||[Feb. 23rd, 2003|12:21 pm]
I've been reading the code for the Cache::Cache Perl module, and I'm not terribly impressed.
While I don't mind object masturbation, this is a little excessive.
But what concerns me most is that the purge operation (to expire objects which are too old) is O(n). Worse, purge is conditionally invoked (via 3 layers of indirection, mind you) on all get calls! Do you see how fucked this is? A cache retrieval operation should not be O(n).
My caching module for LiveJournal, though not as abstract as the Cache::Cache family, at least keeps data structures around to be able to efficiently clean itself.
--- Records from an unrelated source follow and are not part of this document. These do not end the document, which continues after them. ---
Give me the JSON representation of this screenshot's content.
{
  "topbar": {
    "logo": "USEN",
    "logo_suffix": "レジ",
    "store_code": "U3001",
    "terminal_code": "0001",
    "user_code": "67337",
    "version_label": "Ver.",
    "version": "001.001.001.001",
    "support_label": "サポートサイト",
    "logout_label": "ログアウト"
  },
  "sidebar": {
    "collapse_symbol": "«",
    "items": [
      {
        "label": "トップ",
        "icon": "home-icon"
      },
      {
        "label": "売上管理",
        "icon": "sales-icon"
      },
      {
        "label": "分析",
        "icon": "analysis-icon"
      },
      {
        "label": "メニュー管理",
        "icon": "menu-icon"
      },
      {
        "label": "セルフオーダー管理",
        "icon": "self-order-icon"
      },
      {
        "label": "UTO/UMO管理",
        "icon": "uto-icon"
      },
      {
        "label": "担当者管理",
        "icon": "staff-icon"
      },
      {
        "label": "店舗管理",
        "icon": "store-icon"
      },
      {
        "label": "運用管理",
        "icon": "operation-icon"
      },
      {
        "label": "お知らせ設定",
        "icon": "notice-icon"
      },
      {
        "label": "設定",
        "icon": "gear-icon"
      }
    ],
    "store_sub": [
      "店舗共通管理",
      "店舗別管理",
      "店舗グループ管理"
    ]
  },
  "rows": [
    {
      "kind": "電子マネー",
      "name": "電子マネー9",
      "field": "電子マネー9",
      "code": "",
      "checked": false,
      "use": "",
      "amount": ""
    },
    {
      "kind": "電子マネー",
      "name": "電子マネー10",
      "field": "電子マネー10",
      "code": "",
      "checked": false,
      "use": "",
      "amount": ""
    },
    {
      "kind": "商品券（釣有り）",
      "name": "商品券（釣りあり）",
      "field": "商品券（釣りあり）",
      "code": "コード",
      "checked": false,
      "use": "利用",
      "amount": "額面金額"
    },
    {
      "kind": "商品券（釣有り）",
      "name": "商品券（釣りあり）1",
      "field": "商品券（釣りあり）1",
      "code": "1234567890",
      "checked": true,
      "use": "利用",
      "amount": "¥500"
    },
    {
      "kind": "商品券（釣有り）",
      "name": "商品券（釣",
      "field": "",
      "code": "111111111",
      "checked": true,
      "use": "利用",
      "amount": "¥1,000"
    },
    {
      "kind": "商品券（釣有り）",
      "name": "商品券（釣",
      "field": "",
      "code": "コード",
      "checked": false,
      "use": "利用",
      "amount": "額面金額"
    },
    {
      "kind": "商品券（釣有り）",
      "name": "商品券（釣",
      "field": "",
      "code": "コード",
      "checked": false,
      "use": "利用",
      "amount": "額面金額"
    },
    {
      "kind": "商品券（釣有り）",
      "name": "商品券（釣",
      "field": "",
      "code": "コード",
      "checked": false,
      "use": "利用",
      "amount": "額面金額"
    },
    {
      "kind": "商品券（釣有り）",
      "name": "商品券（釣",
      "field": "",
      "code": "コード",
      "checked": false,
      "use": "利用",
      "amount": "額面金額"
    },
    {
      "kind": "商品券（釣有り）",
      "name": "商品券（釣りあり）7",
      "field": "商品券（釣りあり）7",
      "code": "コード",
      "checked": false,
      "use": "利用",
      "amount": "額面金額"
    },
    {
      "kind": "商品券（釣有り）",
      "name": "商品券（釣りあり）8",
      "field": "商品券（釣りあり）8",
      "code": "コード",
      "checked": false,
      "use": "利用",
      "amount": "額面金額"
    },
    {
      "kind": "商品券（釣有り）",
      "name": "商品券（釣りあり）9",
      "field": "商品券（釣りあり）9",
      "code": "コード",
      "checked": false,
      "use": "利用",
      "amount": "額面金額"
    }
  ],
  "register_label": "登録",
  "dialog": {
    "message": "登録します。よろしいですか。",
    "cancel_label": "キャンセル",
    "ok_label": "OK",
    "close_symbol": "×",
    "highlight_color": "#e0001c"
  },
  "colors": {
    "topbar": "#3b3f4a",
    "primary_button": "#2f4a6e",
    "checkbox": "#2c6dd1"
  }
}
From what I can tell, the problem with Cache::Cache is that its "Backend" abstraction needs to know how to purge itself.
Now--- a dilemna: do I steal the shared memory bits I want from Cache::Cache, or help them fix their inefficiencies? Unfortunately, the state of shared memory on Linux is pathetic. Stupid low limits. They're probably tweakable though... need to learn.
The CREDITS file for Cache::Cache lists 31 people. This is good... it means the maintainer takes patches. But have none of those 31 people noticed the purging operation sucks? I'd like to think I'm really smart, but perhaps I'm just stupid and am missing something. Anybody know that code? It's small... somebody else should go audit it and tell me if I'm on crack or not.
Update: Mailed the project maintainer, asking if I'm reading it right, and offering help fixing it if needed.